Wir fahren eine kurvige, steile Straße hinauf, die entlang abblätternder Wohnhäuser mit Maschendrahtzäunen unter hohen Palmen vom See weg führt und erreichen ein schmiedeeisernes Tor. Nach dem Passieren der Einfahrt und eines Holzhauses steigen wir eine schmale Treppe hinunter, die uns in ein Kellerstudio führt. Der gemütliche Raum ist mit Gitarren, Keyboards, einer Hammond-Orgel von 1960, Amps, Pflanzen, Bandmaschinen, einem Vintage-Mischpult und einem glänzend roten, chinesischen No-Name-Drumkit ausgestattet. Textilien, Kunstdrucke und selbstgebaute, in alte Hemden eingewickelte Schalldämpfer ziehen sich über die Wände. Willkommen in Pachymans Hideout – dem 333 House.

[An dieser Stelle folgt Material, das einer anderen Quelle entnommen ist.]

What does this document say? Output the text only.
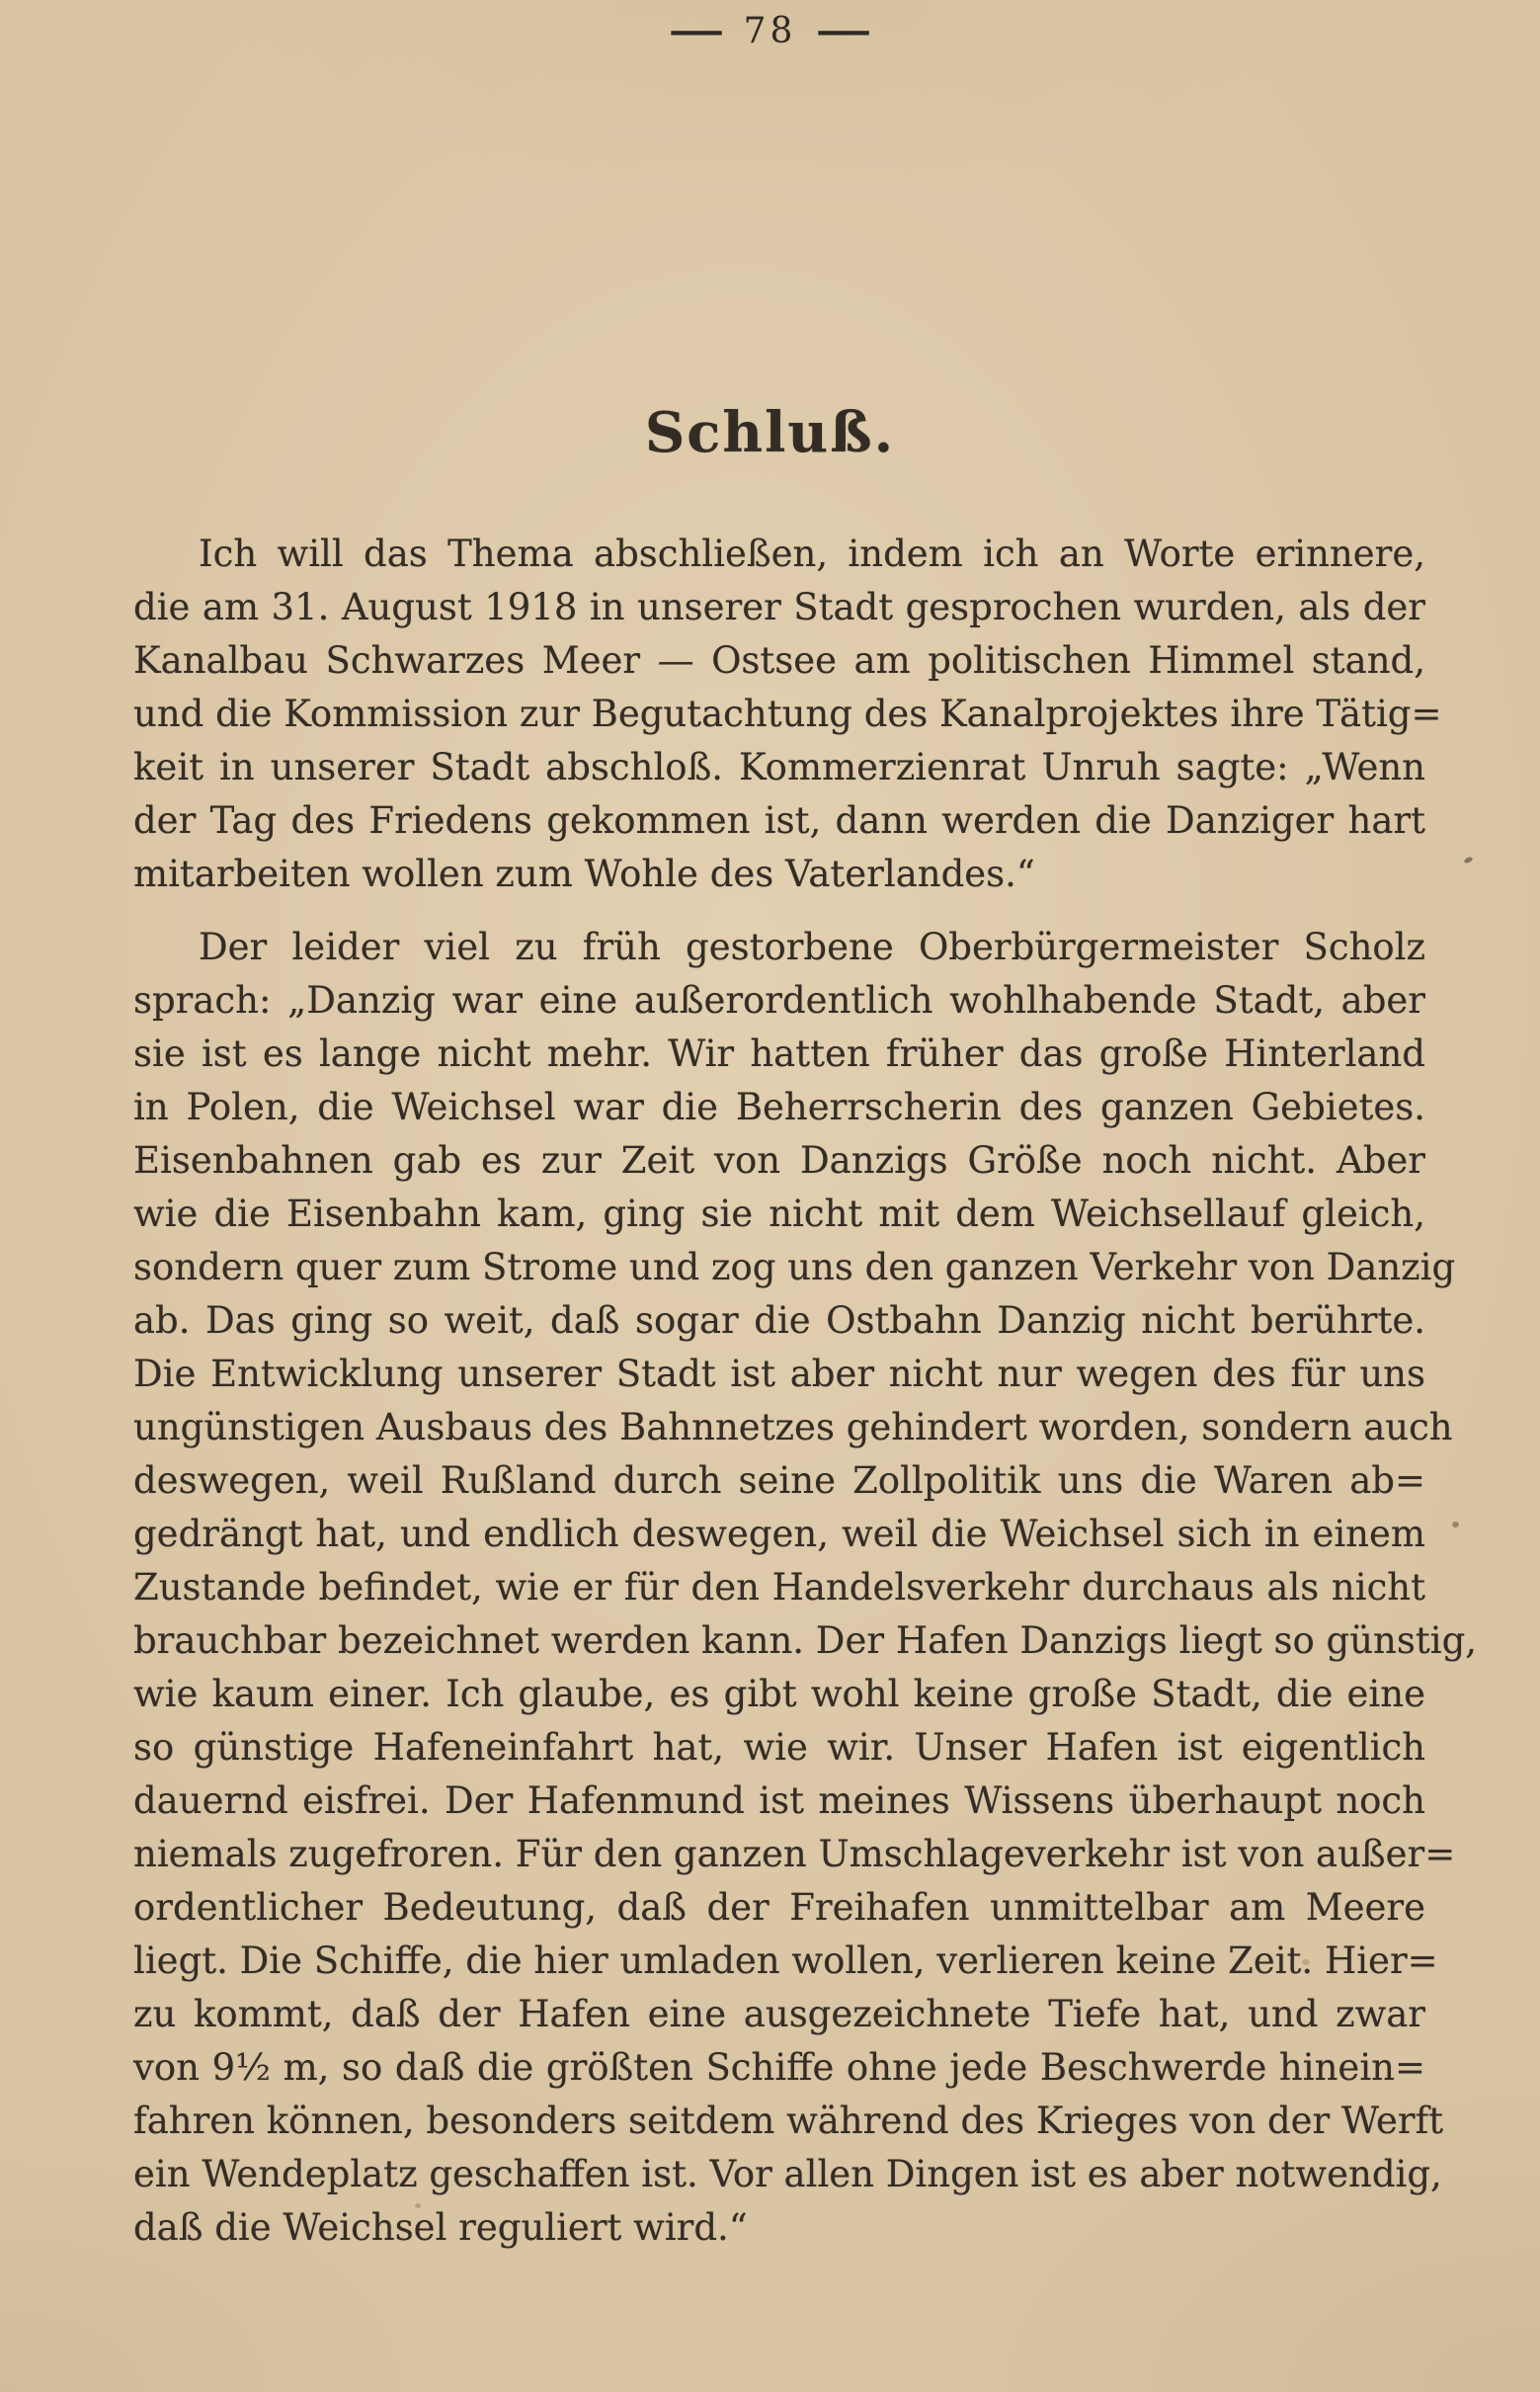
— 78 —
Schluß.

Ich will das Thema abschließen, indem ich an Worte erinnere,
die am 31. August 1918 in unserer Stadt gesprochen wurden, als der
Kanalbau Schwarzes Meer — Ostsee am politischen Himmel stand,
und die Kommission zur Begutachtung des Kanalprojektes ihre Tätig=
keit in unserer Stadt abschloß. Kommerzienrat Unruh sagte: „Wenn
der Tag des Friedens gekommen ist, dann werden die Danziger hart
mitarbeiten wollen zum Wohle des Vaterlandes.“

Der leider viel zu früh gestorbene Oberbürgermeister Scholz
sprach: „Danzig war eine außerordentlich wohlhabende Stadt, aber
sie ist es lange nicht mehr. Wir hatten früher das große Hinterland
in Polen, die Weichsel war die Beherrscherin des ganzen Gebietes.
Eisenbahnen gab es zur Zeit von Danzigs Größe noch nicht. Aber
wie die Eisenbahn kam, ging sie nicht mit dem Weichsellauf gleich,
sondern quer zum Strome und zog uns den ganzen Verkehr von Danzig
ab. Das ging so weit, daß sogar die Ostbahn Danzig nicht berührte.
Die Entwicklung unserer Stadt ist aber nicht nur wegen des für uns
ungünstigen Ausbaus des Bahnnetzes gehindert worden, sondern auch
deswegen, weil Rußland durch seine Zollpolitik uns die Waren ab=
gedrängt hat, und endlich deswegen, weil die Weichsel sich in einem
Zustande befindet, wie er für den Handelsverkehr durchaus als nicht
brauchbar bezeichnet werden kann. Der Hafen Danzigs liegt so günstig,
wie kaum einer. Ich glaube, es gibt wohl keine große Stadt, die eine
so günstige Hafeneinfahrt hat, wie wir. Unser Hafen ist eigentlich
dauernd eisfrei. Der Hafenmund ist meines Wissens überhaupt noch
niemals zugefroren. Für den ganzen Umschlageverkehr ist von außer=
ordentlicher Bedeutung, daß der Freihafen unmittelbar am Meere
liegt. Die Schiffe, die hier umladen wollen, verlieren keine Zeit. Hier=
zu kommt, daß der Hafen eine ausgezeichnete Tiefe hat, und zwar
von 9½ m, so daß die größten Schiffe ohne jede Beschwerde hinein=
fahren können, besonders seitdem während des Krieges von der Werft
ein Wendeplatz geschaffen ist. Vor allen Dingen ist es aber notwendig,
daß die Weichsel reguliert wird.“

Schon zu Jugendzeiten in Puerto Rico spielte Pachy Garcia in Reggaebands. 2012 zog er nach Los Angeles, wo er bald im Dub Club der Stadt, nicht weit von seinem neuen Zuhause entfernt, ein familiäres Umfeld fand. Pachy wurde schnell zu einem wichtigen Akteur der kreativen Community L.A.’s, verdiente seine Brötchen als Barkeeper und spielte (gemeinsam mit David Orlando, ebenfalls Mitglied des Dub Clubs) in Bands wie den Sex Stains oder der Synthpunkband Prettiest Eyes. 2019 ging Garcia mit einem Soloprojekt namens The Pachyman Moniker an die Öffentlichkeit – sein Ventil für Experimente mit dem Erbe des Roots Dub, den er mit seinem eigenen, einzigartigen Stil anreicherte.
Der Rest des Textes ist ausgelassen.